As of Wednesday afternoon, Cyrus was getting 29.1 percent of votes, ahead of Indian politician Narenda Modi (12.1 percent), NSA leaker Edward Snowden (9.4 percent), Texas state senator and abortion-rights activist Wendy Davis (5.4 percent) and Syrian dictator Bashar al-Assad (5.0 percent).
Cyrus’ success, however, may not be based on the will of the people, but that of two hackers who have been rigging the vote for the pop star, as they explained to The Daily Dot.
Two programmers named Gains and Marek developed two scripts that would allow them to automatically cast multiple votes on Cyrus’ behalf.
Time has had problems with its Person of the Year online polls being rigged before, notably in 2009, in which 4chan founder Christopher “moot” Poole reportedly won the top spot, and in 2012, when North Korean programmers reportedly created software to make Kim Jong-un win.
This year, the magazine switched to a new online poll service, Poptip, which requires voters to log in with their Facebook and Twitter IDs, but Gains and Marek were able to circumvent that.
“We think we could of found a way, now that we’re investigating it further, in depth,” Gains told The Daily Dot. “I guess the biggest lesson I learned today is that even if it looks ‘un-riggable’ doesn’t mean it is. Just in the hour or so that we’ve been talking, I created a prototype and ultimately ‘beat the system.’ “
Evidently, at one point, he also rigged the vote for Snowden, but Cyrus has been in the lead every time we checked today.
Time, however, told Mashable that it’s on top of attempts to game the system.
“Time and Poptip are aware of the efforts to affect the results of the Person of the Year poll, and have measures in place so that only legitimate votes are being incorporated in the final tally,” a Time spokesperson told Mashable. “We’re delighted that so many people are having fun with this informal poll and contributing to the conversation [about who should win].”
Poptip also told Mashable that Cyrus’ ranking doesn’t take into account spammed votes, only authentic votes.
People in the running for Time‘s accolade who also have Hollywood connections include the following: Nobel prize-winning author Alice Munro (1.2%), Jimmy Fallon (1.0%), Angelina Jolie (0.8%), Tesla CEO Elon Musk (0.8%), Breaking Bad creator Vince Gilligan (0.5%), Yahoo CEO Marissa Mayer (0.5%), Facebook COO Sheryl Sandberg (0.5%), Google CEO Larry Page (0.4%), Twitter CEO Dick Costolo (0.4%), Amazon CEO Jeff Bezos (0.4%), and Netflix CEO Reed Hastings (0.3%).

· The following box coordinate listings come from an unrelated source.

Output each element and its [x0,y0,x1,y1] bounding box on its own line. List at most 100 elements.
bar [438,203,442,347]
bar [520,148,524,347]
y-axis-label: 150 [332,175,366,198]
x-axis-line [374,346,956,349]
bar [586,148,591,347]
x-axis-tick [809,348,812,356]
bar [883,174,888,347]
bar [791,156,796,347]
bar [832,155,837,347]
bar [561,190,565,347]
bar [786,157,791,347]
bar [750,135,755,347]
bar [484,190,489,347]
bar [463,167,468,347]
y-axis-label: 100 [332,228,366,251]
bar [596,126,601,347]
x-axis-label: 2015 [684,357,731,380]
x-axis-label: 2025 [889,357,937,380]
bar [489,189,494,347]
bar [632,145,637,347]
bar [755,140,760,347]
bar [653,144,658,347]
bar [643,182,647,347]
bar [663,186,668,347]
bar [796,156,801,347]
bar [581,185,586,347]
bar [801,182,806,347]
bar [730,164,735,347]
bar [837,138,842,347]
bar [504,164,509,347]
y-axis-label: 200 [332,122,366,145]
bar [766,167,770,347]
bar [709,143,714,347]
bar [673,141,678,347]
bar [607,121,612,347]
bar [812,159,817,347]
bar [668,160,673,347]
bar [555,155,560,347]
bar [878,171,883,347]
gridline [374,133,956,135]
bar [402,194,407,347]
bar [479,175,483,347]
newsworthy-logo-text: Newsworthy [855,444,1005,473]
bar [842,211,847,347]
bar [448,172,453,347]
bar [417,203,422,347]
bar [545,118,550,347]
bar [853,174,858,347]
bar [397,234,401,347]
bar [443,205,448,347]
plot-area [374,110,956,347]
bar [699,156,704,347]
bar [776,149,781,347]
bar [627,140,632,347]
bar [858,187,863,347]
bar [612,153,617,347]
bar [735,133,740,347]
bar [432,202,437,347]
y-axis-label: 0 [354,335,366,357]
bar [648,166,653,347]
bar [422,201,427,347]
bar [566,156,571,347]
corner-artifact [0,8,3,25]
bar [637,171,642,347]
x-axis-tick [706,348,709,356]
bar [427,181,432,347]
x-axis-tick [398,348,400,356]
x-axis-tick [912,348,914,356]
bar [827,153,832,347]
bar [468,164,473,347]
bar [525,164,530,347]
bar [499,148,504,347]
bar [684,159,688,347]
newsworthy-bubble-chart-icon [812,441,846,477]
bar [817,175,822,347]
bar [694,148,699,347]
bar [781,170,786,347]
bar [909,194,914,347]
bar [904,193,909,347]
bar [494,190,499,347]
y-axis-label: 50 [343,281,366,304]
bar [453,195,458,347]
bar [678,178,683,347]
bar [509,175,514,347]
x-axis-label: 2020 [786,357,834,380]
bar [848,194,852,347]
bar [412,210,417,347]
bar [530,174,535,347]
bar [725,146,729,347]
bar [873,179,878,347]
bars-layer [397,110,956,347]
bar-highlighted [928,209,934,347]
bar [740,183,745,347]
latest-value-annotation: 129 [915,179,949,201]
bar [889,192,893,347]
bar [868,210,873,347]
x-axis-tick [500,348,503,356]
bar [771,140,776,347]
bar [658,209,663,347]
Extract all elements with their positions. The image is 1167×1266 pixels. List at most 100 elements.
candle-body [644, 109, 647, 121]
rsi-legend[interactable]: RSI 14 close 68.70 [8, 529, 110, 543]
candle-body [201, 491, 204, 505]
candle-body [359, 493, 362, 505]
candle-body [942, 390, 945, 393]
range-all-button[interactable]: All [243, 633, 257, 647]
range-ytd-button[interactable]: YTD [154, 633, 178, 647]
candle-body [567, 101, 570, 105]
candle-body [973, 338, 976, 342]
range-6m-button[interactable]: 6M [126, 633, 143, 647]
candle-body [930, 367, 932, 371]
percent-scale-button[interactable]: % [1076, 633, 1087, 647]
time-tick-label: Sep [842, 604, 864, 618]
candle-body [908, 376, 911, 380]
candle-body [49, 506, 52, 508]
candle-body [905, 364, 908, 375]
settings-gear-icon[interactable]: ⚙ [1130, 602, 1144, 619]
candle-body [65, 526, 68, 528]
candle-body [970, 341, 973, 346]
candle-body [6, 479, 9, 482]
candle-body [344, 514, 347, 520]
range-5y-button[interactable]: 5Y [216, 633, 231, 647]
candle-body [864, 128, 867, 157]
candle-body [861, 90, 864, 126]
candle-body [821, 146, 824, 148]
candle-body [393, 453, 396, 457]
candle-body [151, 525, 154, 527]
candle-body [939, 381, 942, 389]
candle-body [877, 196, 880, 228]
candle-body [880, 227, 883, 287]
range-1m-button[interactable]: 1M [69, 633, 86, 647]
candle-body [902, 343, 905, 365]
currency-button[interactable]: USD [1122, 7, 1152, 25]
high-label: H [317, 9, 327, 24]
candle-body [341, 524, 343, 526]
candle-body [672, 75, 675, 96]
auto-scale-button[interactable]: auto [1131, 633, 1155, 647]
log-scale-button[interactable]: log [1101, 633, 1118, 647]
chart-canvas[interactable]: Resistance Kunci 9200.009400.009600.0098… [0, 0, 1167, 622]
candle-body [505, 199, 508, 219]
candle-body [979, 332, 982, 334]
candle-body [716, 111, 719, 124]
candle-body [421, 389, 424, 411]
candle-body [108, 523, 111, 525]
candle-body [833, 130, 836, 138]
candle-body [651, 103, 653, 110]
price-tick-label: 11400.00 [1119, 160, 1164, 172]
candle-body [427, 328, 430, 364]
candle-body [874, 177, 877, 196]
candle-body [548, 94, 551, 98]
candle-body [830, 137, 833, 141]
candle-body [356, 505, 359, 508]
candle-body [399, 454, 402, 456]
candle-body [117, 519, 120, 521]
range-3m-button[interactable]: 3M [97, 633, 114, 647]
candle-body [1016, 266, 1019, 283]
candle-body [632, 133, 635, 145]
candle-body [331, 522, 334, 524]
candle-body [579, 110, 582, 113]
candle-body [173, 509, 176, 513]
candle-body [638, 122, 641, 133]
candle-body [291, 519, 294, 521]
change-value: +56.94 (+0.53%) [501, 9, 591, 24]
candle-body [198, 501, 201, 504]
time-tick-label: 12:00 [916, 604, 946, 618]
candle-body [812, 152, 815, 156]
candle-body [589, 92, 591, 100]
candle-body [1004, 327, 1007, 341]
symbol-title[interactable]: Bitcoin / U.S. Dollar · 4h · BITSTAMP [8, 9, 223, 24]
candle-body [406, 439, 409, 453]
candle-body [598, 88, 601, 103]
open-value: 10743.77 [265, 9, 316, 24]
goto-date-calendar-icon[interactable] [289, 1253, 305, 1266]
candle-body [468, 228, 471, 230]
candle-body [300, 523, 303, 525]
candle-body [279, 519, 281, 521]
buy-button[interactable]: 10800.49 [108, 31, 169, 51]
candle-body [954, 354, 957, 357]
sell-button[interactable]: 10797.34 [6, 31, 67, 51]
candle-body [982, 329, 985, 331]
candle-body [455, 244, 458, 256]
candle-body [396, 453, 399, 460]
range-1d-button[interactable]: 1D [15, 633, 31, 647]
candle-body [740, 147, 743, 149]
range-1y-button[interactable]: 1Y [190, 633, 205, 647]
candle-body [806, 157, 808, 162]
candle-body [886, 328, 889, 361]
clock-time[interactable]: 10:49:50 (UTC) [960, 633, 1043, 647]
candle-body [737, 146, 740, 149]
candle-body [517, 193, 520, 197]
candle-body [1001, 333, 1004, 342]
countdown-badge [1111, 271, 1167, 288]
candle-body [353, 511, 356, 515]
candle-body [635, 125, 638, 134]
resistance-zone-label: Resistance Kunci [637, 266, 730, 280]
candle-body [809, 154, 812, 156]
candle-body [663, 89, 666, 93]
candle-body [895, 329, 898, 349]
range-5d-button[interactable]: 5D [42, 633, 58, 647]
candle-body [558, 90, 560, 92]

Other noteworthy figures on the list include Vladimir Putin (4.8%), Rand Paul (1.7%), Malala Yousafzai (1.8%), Pope Francis (1.3%), 2012 winner President Barack Obama (0.8%), Diana Nyad (0.8%), Ted Cruz (0.5%), LeBron James (0.5%), Kathleen Sebelius (0.4%), Benjamin Netanyahu (0.4%), newborn British royal Prince George (0.4%), Boston bombers Dzhokhar and Tamerlan Tsarnaev (0.3%), Charles and David Koch (0.3%), Chris Christie (0.3%), John Boehner (0.3%), David Ortiz (0.2%) and JPMorgan CEO Jamie Dimon (0.2%).
Online voting closes at 11:59 p.m. Dec. 4 and the winners of the reader polls will be announced Dec. 6.
Those of you who don’t agree with the online vote will be relieved to know that Time‘s editors will make the final decision about who will be 2013’s Person of the Year, a selection that will be announced Dec. 11.